We have 5 nodes running Aerospike Community Edition build 6.4.0.15 on the aarch64 architecture.
All nodes are set to data-in-memory mode, and we use a lot of Lua UDFs to achieve higher performance of data computations on where the data is stored.
However, I am experiencing terrible latency issues. All nodes have low CPU utilization, not bad network performance, and low I/O utilization, but I am unable to increase the TPS, and the load average is high.
Based on this information, I suspect that the transactions might be blocked, which could be a result of hot keys. However, when I took a performance record on the same node and generated a flame graph:
it seems that the majority of the CPU time and block wait are in the Lua code called from udf_master , which contradicts the previous conclusion.
fasd-fire.svg.tar.gz (210.5 KB)
I have spent a significant amount of time on this issue, and now I feel that I should seek help from experienced developers here. Anyone who can provide me with some guidance and suggestions would be greatly appreciated.
Hi pgupta.
Thank you for your reply on this issue. My friend had previously provided a similar suggestion, and I’ve already tried it. I changed the logging level for the UDF using the following command:
Based on the logs, the Lua state cache appears to be functioning adequately for our current needs. The cache hit rate is consistently high, and the miss count is not growing.
I appreciate your help on this. If you have any additional suggestions, I would be grateful to know.
Its possible to do a lot of weird things in the UDF. Would you mind sharing the lua code for your function? Is it possible to reproduce slow behavior in a test cluster with conditions you can share?
Sorry, I can’t share the Lua code - my boss doesn’t allow it. But I can tell you that the Lua code is mostly about creating lots of bins in the record, and doing some data processing and math calculations inside it. Apart from the record data, there aren’t any other dependencies.
I can’t always reproduce this problem in other environments. Like the first monitoring graph shows, not all the nodes are as bad as the problem one. This seems to be related to the data being processed - I’m guessing it might be some hot keys or large records, but my analysis so far hasn’t been able to confirm that.

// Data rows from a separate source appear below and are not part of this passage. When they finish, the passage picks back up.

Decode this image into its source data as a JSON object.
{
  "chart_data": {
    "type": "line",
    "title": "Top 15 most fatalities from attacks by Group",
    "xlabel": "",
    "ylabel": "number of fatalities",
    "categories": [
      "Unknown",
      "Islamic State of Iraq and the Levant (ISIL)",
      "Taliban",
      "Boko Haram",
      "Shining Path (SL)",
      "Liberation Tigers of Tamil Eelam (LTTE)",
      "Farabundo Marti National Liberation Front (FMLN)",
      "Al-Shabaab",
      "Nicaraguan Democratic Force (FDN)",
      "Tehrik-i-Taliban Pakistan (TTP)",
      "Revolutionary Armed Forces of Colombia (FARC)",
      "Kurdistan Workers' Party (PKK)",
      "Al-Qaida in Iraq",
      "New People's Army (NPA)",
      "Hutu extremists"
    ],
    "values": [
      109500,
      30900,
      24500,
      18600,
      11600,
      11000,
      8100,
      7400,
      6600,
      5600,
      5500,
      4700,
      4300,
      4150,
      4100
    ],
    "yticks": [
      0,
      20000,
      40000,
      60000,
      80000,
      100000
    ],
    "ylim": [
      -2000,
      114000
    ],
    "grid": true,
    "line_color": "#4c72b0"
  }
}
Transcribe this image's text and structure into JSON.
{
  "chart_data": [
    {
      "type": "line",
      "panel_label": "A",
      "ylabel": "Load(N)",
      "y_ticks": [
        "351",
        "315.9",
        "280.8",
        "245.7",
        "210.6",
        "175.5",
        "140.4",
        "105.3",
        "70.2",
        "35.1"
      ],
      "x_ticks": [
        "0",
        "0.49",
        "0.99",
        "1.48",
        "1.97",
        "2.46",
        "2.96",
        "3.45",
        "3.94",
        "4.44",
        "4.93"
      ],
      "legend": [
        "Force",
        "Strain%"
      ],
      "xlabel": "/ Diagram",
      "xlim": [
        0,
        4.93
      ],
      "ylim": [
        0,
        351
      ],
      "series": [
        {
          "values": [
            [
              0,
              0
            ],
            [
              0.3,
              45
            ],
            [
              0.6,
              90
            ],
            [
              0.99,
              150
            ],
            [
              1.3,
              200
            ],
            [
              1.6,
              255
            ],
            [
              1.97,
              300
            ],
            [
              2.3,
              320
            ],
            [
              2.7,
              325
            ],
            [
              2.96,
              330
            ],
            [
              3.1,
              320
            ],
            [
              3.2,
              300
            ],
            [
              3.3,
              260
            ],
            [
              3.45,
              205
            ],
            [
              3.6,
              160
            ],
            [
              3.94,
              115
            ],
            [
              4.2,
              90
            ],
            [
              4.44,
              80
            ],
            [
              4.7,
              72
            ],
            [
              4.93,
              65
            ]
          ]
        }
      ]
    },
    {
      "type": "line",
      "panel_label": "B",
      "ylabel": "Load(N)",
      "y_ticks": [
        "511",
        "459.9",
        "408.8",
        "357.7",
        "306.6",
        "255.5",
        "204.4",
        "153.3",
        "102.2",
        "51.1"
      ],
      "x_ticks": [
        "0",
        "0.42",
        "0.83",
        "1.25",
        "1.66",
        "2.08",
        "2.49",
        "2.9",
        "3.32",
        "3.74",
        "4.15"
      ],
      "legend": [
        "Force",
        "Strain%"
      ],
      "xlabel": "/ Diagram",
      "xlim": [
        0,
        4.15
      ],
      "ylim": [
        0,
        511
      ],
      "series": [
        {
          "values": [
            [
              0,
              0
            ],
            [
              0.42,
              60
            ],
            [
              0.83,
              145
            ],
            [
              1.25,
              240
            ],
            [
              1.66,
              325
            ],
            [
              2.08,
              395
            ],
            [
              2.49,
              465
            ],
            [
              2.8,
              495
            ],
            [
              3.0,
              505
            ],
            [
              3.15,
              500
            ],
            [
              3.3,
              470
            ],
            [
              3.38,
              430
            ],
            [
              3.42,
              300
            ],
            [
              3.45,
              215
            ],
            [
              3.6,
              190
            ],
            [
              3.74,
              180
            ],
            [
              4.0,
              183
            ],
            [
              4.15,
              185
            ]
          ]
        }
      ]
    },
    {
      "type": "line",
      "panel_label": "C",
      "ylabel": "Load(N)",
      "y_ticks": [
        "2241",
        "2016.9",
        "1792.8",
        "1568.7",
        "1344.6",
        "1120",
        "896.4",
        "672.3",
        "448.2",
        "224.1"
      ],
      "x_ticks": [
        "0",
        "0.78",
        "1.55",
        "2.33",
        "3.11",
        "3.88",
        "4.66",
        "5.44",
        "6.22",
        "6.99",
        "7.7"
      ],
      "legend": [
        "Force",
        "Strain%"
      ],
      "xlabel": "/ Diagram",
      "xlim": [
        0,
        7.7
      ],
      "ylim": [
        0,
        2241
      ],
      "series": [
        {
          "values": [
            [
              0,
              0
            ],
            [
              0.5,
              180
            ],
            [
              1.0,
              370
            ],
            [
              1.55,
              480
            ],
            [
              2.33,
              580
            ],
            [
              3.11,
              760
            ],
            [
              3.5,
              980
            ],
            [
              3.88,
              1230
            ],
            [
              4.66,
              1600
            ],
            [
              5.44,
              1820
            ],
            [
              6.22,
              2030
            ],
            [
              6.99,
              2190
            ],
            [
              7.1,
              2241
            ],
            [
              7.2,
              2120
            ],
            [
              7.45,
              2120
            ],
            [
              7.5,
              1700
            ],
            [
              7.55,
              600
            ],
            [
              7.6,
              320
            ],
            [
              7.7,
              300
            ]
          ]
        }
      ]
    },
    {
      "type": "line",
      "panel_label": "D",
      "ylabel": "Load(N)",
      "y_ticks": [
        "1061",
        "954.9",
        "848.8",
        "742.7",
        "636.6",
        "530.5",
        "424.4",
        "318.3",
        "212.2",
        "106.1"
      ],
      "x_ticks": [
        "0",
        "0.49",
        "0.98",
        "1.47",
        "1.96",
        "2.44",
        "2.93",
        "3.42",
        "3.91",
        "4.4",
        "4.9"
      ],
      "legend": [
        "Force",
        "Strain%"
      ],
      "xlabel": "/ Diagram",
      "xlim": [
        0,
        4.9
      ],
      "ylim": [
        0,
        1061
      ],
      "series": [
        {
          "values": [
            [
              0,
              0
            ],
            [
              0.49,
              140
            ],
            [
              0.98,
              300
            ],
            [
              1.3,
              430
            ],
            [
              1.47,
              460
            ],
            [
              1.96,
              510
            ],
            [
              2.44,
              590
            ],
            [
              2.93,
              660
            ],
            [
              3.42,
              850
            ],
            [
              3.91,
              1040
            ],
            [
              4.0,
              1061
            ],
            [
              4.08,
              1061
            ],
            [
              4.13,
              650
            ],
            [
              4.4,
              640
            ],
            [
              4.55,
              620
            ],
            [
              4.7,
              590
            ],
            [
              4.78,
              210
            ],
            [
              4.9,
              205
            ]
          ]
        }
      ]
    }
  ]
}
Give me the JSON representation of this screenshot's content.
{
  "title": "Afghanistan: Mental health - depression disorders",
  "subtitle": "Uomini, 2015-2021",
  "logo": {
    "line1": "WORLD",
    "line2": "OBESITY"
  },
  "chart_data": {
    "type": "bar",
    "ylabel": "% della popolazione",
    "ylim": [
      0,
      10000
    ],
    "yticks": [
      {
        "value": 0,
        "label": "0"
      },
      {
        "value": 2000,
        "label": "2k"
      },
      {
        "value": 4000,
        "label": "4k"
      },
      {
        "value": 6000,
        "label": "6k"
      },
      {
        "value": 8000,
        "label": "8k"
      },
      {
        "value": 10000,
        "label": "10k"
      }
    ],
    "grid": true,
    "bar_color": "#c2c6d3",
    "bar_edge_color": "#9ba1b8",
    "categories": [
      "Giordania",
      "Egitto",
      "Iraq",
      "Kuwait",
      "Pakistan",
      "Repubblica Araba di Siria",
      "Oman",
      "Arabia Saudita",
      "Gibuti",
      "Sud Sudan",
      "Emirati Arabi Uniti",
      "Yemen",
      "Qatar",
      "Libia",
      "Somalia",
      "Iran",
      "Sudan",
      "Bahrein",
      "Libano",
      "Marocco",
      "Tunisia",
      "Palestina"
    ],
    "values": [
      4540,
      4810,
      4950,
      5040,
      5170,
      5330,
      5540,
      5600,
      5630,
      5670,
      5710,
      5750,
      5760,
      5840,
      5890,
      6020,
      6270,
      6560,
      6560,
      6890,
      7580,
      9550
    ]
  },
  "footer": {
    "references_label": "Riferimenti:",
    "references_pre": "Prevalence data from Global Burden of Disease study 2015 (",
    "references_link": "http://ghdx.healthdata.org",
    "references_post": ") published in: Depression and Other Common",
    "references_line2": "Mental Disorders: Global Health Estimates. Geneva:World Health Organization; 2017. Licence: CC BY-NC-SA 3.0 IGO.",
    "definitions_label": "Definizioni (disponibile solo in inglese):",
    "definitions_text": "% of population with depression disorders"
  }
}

I’ve tried printing out the PK and latency for every access on the client side. Then I used client.get_key_partition_id to figure out which partition each PK is in, and matched that up with the partition-to-node mapping in replica-all to see which node each PK is on. I was hoping to use that to track the slow queries and hot keys across the nodes, but the results showed a uniform distribution across the nodes, so I’m still kind of stumped.